Mission Sowjet-Unterzögersdorf

01.05.2006 Spielen unter Linux bietet selten so viel Unterhaltungswert wie im Grafik-Adventure "Sowjet-Unterzögersdorf". Das Projekt der Künstlergruppe Monochrom verwischt die Grenzen zwischen Kunst und Spiel, Fiction und Faction.

Ein Tusch: Die Eröffnungsmusik erinnert für einige Augenblicke an Star Wars, beginnt dann aber fürchterlich zu leiern und entpuppt sich schließlich als Gesang eines russischen Männerchores. Statt futuristischer Sternenkreuzer zeigt das dazugehörige Bild nur eine triste, verregnete Landstraße, an der Seite ein Verbotsschild mit einem Dollarzeichen in der Mitte (Abbildung 1): Willkommen in Sowjet-Unterzögersdorf [1]. Die sowjetische Teilrepublik liegt mitten in Österreich, als letzte Bastion des Sozialismus hält sie aber keinen diplomatischen Kontakt zum umliegenden kapitalistischen Ausland.

Abbildung 1

Abbildung 1: Papiere bereithalten: Der Weg nach Sowjet-Unterzögersdorf präsentiert sich unangenehm nass-grau, Dollars sind in der sowjetischen Enklave verboten.

Nein, natürlich existiert Sowjet-Unterzögersdorf (kurz "Suzoeg") nicht wirklich. Die Enklave ist eine Fiktion – genauer ein Grafik-Adventure – der österreichischen Künstlergruppe Monochrom [2] um Johannes Grenzfurthner und Franky Ablinger.

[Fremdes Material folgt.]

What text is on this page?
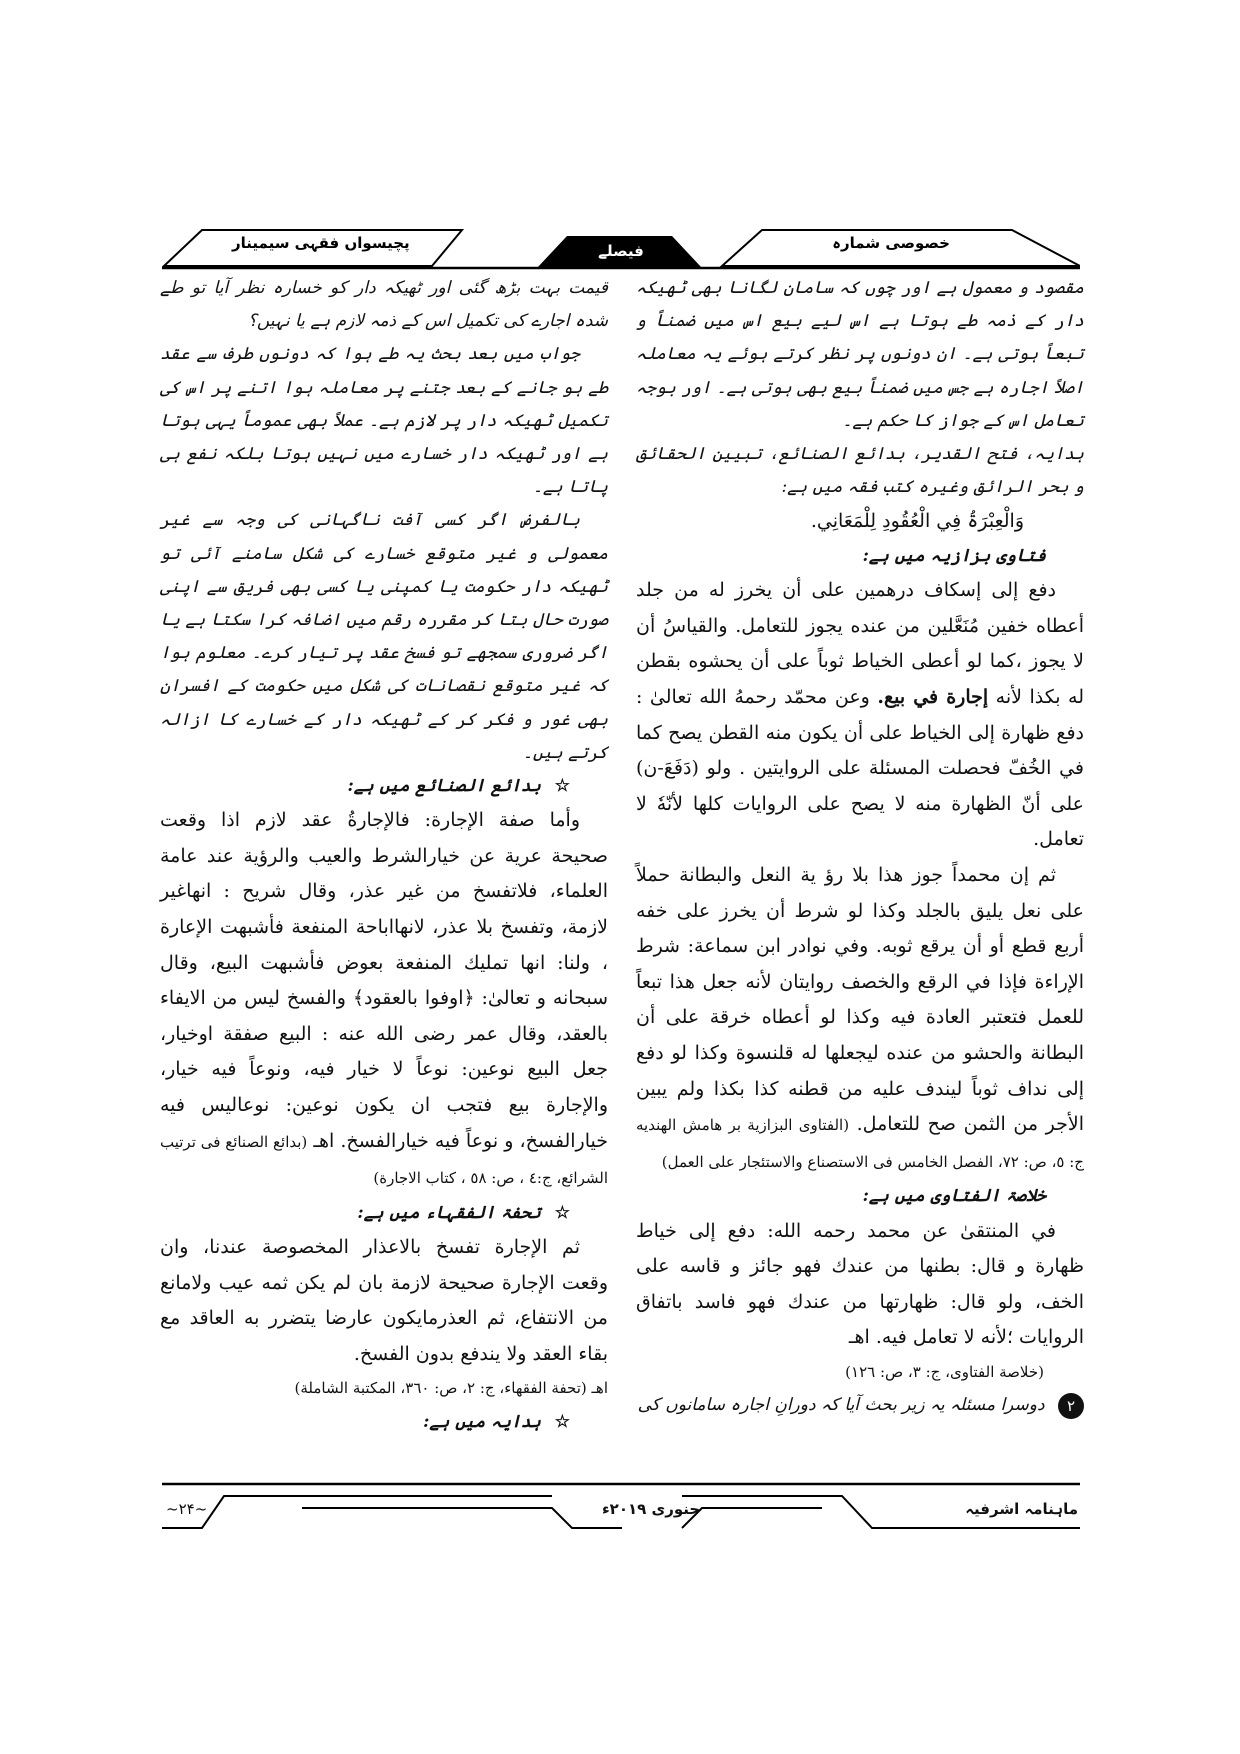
خصوصی شمارہ
فیصلے
پچیسواں فقہی سیمینار

مقصود و معمول ہے اور چوں کہ سامان لگانا بھی ٹھیکہ دار کے ذمہ طے ہوتا ہے اس لیے بیع اس میں ضمناً و تبعاً ہوتی ہے۔ ان دونوں پر نظر کرتے ہوئے یہ معاملہ اصلاً اجارہ ہے جس میں ضمناً بیع بھی ہوتی ہے۔ اور بوجہ تعامل اس کے جواز کا حکم ہے۔

ہدایہ، فتح القدیر، بدائع الصنائع، تبیین الحقائق و بحر الرائق وغیرہ کتب فقہ میں ہے:

وَالْعِبْرَۃُ فِي الْعُقُودِ لِلْمَعَانِي.

فتاوی بزازیہ میں ہے:

دفع إلى إسكاف درهمين على أن يخرز له من جلد أعطاه خفين مُنَعَّلين من عنده يجوز للتعامل. والقياسُ أن لا يجوز ،كما لو أعطى الخياط ثوباً على أن يحشوه بقطن له بكذا لأنه إجارة في بيع. وعن محمّد رحمهُ الله تعالىٰ : دفع ظهارة إلى الخياط على أن يكون منه القطن يصح كما في الخُفّ فحصلت المسئلة على الروايتين . ولو (دَفَعَ-ن) على أنّ الظهارة منه لا يصح على الروايات كلها لأنّهٗ لا تعامل.

ثم إن محمداً جوز هذا بلا رؤ ية النعل والبطانة حملاً على نعل يليق بالجلد وكذا لو شرط أن يخرز على خفه أربع قطع أو أن يرقع ثوبه. وفي نوادر ابن سماعة: شرط الإراءة فإذا في الرقع والخصف روايتان لأنه جعل هذا تبعاً للعمل فتعتبر العادة فيه وكذا لو أعطاه خرقة على أن البطانة والحشو من عنده ليجعلها له قلنسوة وكذا لو دفع إلى نداف ثوباً ليندف عليه من قطنه كذا بكذا ولم يبين الأجر من الثمن صح للتعامل. (الفتاوى البزازية بر هامش الهنديه ج: ٥، ص: ٧٢، الفصل الخامس فى الاستصناع والاستئجار على العمل)

خلاصۃ الفتاوی میں ہے:

في المنتقىٰ عن محمد رحمه الله: دفع إلى خياط ظهارة و قال: بطنها من عندك فهو جائز و قاسه على الخف، ولو قال: ظهارتها من عندك فهو فاسد باتفاق الروايات ؛لأنه لا تعامل فيه. اهـ

(خلاصة الفتاوى، ج: ٣، ص: ١٢٦)

۲ دوسرا مسئلہ یہ زیر بحث آیا کہ دورانِ اجارہ سامانوں کی

قیمت بہت بڑھ گئی اور ٹھیکہ دار کو خسارہ نظر آیا تو طے شدہ اجارے کی تکمیل اس کے ذمہ لازم ہے یا نہیں؟

جواب میں بعد بحث یہ طے ہوا کہ دونوں طرف سے عقد طے ہو جانے کے بعد جتنے پر معاملہ ہوا اتنے پر اس کی تکمیل ٹھیکہ دار پر لازم ہے۔ عملاً بھی عموماً یہی ہوتا ہے اور ٹھیکہ دار خسارے میں نہیں ہوتا بلکہ نفع ہی پاتا ہے۔

بالفرض اگر کسی آفت ناگہانی کی وجہ سے غیر معمولی و غیر متوقع خسارے کی شکل سامنے آئی تو ٹھیکہ دار حکومت یا کمپنی یا کسی بھی فریق سے اپنی صورت حال بتا کر مقررہ رقم میں اضافہ کرا سکتا ہے یا اگر ضروری سمجھے تو فسخ عقد پر تیار کرے۔ معلوم ہوا کہ غیر متوقع نقصانات کی شکل میں حکومت کے افسران بھی غور و فکر کر کے ٹھیکہ دار کے خسارے کا ازالہ کرتے ہیں۔

☆ بدائع الصنائع میں ہے:

وأما صفة الإجارة: فالإجارةُ عقد لازم اذا وقعت صحيحة عرية عن خيارالشرط والعيب والرؤية عند عامة العلماء، فلاتفسخ من غير عذر، وقال شريح : انهاغير لازمة، وتفسخ بلا عذر، لانهااباحة المنفعة فأشبهت الإعارة ، ولنا: انها تمليك المنفعة بعوض فأشبهت البيع، وقال سبحانه و تعالىٰ: ﴿اوفوا بالعقود﴾ والفسخ ليس من الايفاء بالعقد، وقال عمر رضى الله عنه : البيع صفقة اوخيار، جعل البيع نوعين: نوعاً لا خيار فيه، ونوعاً فيه خيار، والإجارة بيع فتجب ان يكون نوعين: نوعاليس فيه خيارالفسخ، و نوعاً فيه خيارالفسخ. اهـ (بدائع الصنائع فى ترتيب الشرائع، ج:٤ ، ص: ٥٨ ، كتاب الاجارة)

☆ تحفۃ الفقہاء میں ہے:

ثم الإجارة تفسخ بالاعذار المخصوصة عندنا، وان وقعت الإجارة صحيحة لازمة بان لم يكن ثمه عيب ولامانع من الانتفاع، ثم العذرمايكون عارضا يتضرر به العاقد مع بقاء العقد ولا يندفع بدون الفسخ.

اهـ (تحفة الفقهاء، ج: ٢، ص: ٣٦٠، المكتبة الشاملة)

☆ ہدایہ میں ہے:

ماہنامہ اشرفیہ
جنوری ۲۰۱۹ء
~۲۴~
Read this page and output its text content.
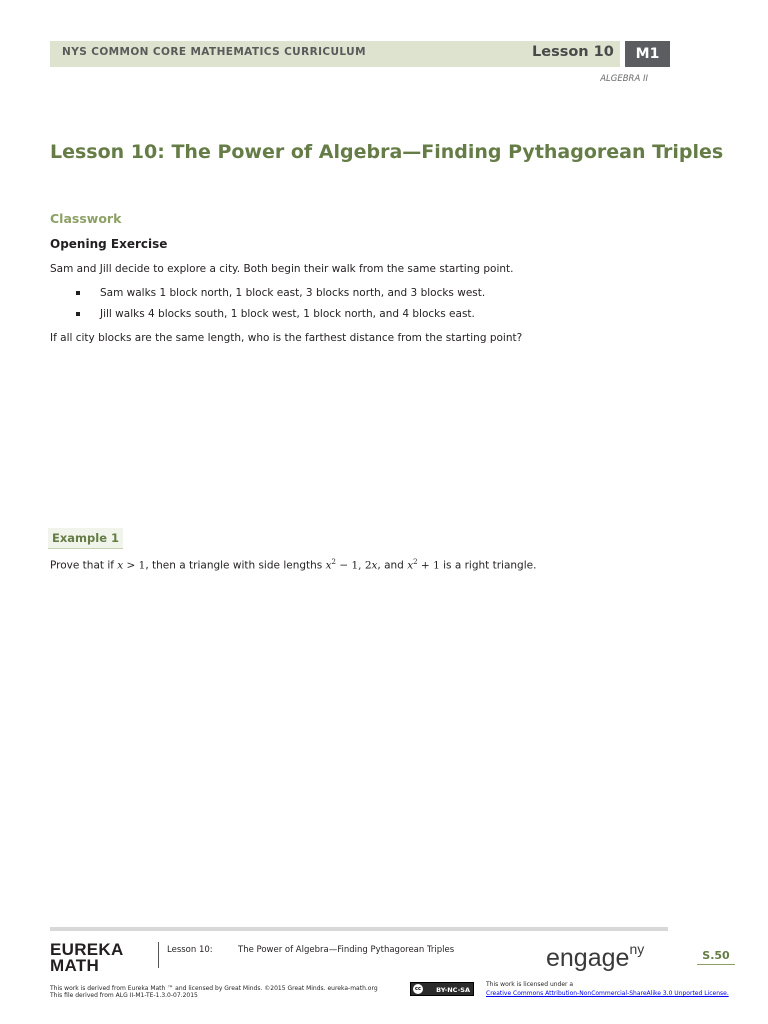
NYS COMMON CORE MATHEMATICS CURRICULUM	Lesson 10	M1
ALGEBRA II
Lesson 10: The Power of Algebra—Finding Pythagorean Triples
Classwork
Opening Exercise
Sam and Jill decide to explore a city. Both begin their walk from the same starting point.
Sam walks 1 block north, 1 block east, 3 blocks north, and 3 blocks west.
Jill walks 4 blocks south, 1 block west, 1 block north, and 4 blocks east.
If all city blocks are the same length, who is the farthest distance from the starting point?
Example 1
Prove that if x > 1, then a triangle with side lengths $x^2 - 1$, 2x, and $x^2 + 1$ is a right triangle.
EUREKA
MATH
Lesson 10:	The Power of Algebra—Finding Pythagorean Triples	engage$^{ny}$	S.50
This work is derived from Eureka Math ™ and licensed by Great Minds. ©2015 Great Minds. eureka-math.org
This file derived from ALG II-M1-TE-1.3.0-07.2015
BY-NC-SA
cc
This work is licensed under a
Creative Commons Attribution-NonCommercial-ShareAlike 3.0 Unported License.
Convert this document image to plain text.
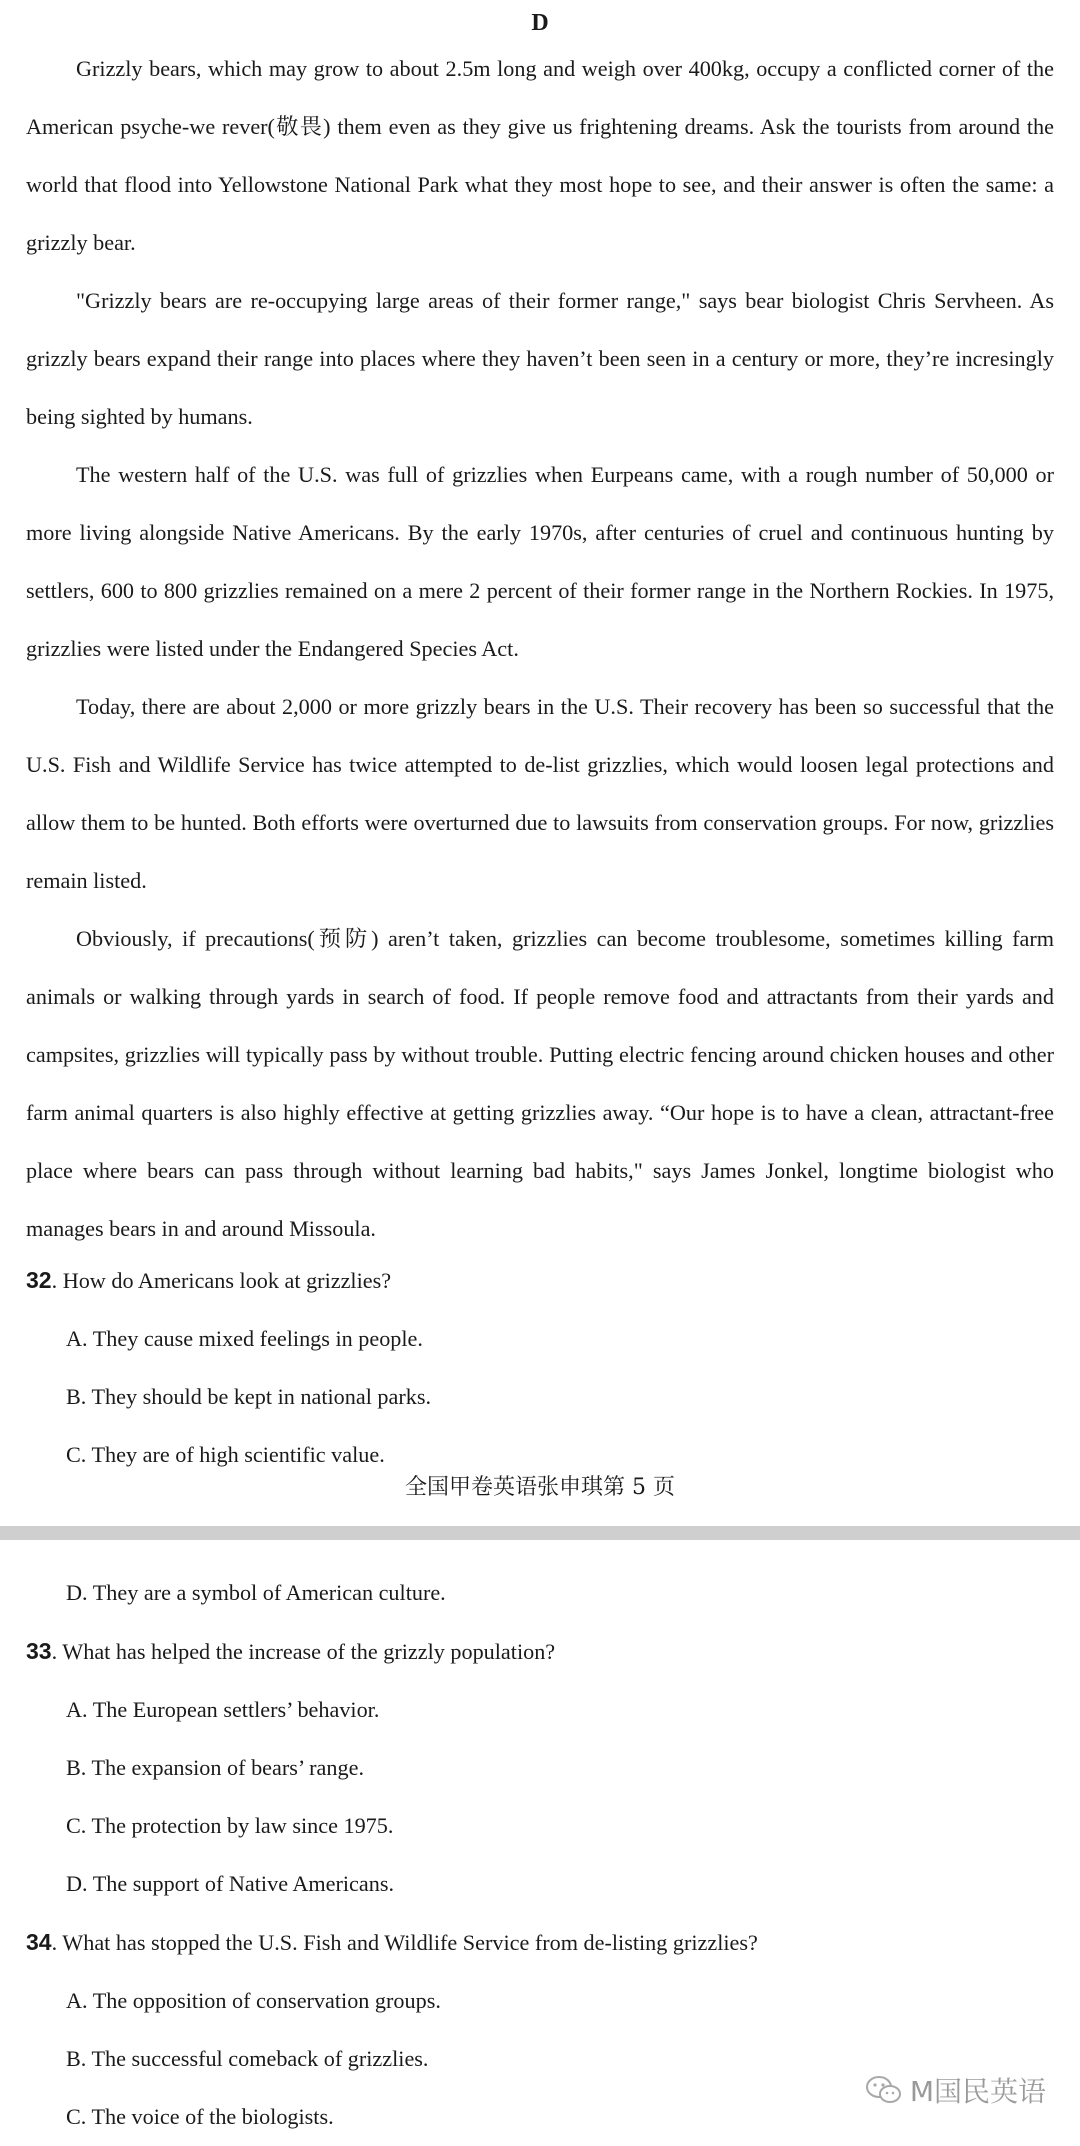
D

Grizzly bears, which may grow to about 2.5m long and weigh over 400kg, occupy a conflicted corner of the American psyche-we rever(敬畏) them even as they give us frightening dreams. Ask the tourists from around the world that flood into Yellowstone National Park what they most hope to see, and their answer is often the same: a grizzly bear.

"Grizzly bears are re-occupying large areas of their former range," says bear biologist Chris Servheen. As grizzly bears expand their range into places where they haven’t been seen in a century or more, they’re incresingly being sighted by humans.

The western half of the U.S. was full of grizzlies when Eurpeans came, with a rough number of 50,000 or more living alongside Native Americans. By the early 1970s, after centuries of cruel and continuous hunting by settlers, 600 to 800 grizzlies remained on a mere 2 percent of their former range in the Northern Rockies. In 1975, grizzlies were listed under the Endangered Species Act.

Today, there are about 2,000 or more grizzly bears in the U.S. Their recovery has been so successful that the U.S. Fish and Wildlife Service has twice attempted to de-list grizzlies, which would loosen legal protections and allow them to be hunted. Both efforts were overturned due to lawsuits from conservation groups. For now, grizzlies remain listed.

Obviously, if precautions(预防) aren’t taken, grizzlies can become troublesome, sometimes killing farm animals or walking through yards in search of food. If people remove food and attractants from their yards and campsites, grizzlies will typically pass by without trouble. Putting electric fencing around chicken houses and other farm animal quarters is also highly effective at getting grizzlies away. “Our hope is to have a clean, attractant-free place where bears can pass through without learning bad habits," says James Jonkel, longtime biologist who manages bears in and around Missoula.

32. How do Americans look at grizzlies?

A. They cause mixed feelings in people.

B. They should be kept in national parks.

C. They are of high scientific value.

全国甲卷英语张申琪第 5 页

D. They are a symbol of American culture.

33. What has helped the increase of the grizzly population?

A. The European settlers’ behavior.

B. The expansion of bears’ range.

C. The protection by law since 1975.

D. The support of Native Americans.

34. What has stopped the U.S. Fish and Wildlife Service from de-listing grizzlies?

A. The opposition of conservation groups.

B. The successful comeback of grizzlies.

C. The voice of the biologists.

M国民英语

Schon die Grafik des freien Adventures weckt, mit den Fotohintergründen und den ausgeschnitten wirkenden Figuren, nostalgische Erinnerungen an Sierras Abenteuerspiele aus den 90er Jahren. Das ist so gewollt, kommentiert Programmierer Ralf Traunsteiner das Spiel. In einem Interview erläutert er nicht nur die technische Entstehungsgeschichte von Suzoeg (siehe Kasten "Interview mit Ralf Traunsteiner"), sondern spricht auch über die zwei noch ausstehenden Teile des Spiels.

Die Gruppe Monochrom stellt Geschichtsmodelle in Frage, indem sie mit Geschichte spielt. Sie konstruiert falsche Erinnerungen, vermischt Fiktionen mit realen Begebenheiten: Tatsächlich existierte in Österreich zwischen 1945 und 1955 eine sowjetische Besatzungszone, auch die Referenzen im Spiel verweisen zum Beispiel auf reale Musikgruppen und -zeitschriften. Der Humor entzündet sich an der Differenz zwischen der Symbolwelt des Kalten Kriegs und der real existierenden Tristesse von Sowjet-Unterzögersdorf, aber auch an der Konfrontation von östlicher Bürokratie und westlicher Nischenkultur, verkörpert durch die Heavy-Metal-Szene der 80er Jahre (Abbildung 2). Die Atmosphäre lebt vor allem von fotografischen Details, der Begleitmusik und den originellen, in russischer Sprache vorgetragenen Dialogen.

Abbildung 2

Abbildung 2: Das war wohl niemand aus Suzoeg. Ratlos steht Genosse Gomulka vor dem seltsamen Graffiti auf seinem Hof. Wer hat das angeordnet?

Interview mit Ralf Traunsteiner

LinuxUser: Aus welchem Grund und mit wem zusammen hast du die Linux-Version des Spiels entwickelt? Welche Engine / Entwicklungsumgebung hast du genutzt und warum?

Ralf Traunsteiner: Ivan Averintsev und ich sind das technische Kern-Team von Suzoeg. Obwohl wir beide beruflich und privat ausschließlich unter Linux und mit FOSS (Free and Open Source Software; Anm. d. Red.) arbeiten, war es für uns von Anfang an wichtig, möglichst Cross-Plattform-kompatibel zu sein. Das Problem war weniger, ob das Spiel unter Linux funktioniert, als vielmehr eine Engine zu finden, die auch auf Windows und OS X möglichst reibungslos läuft.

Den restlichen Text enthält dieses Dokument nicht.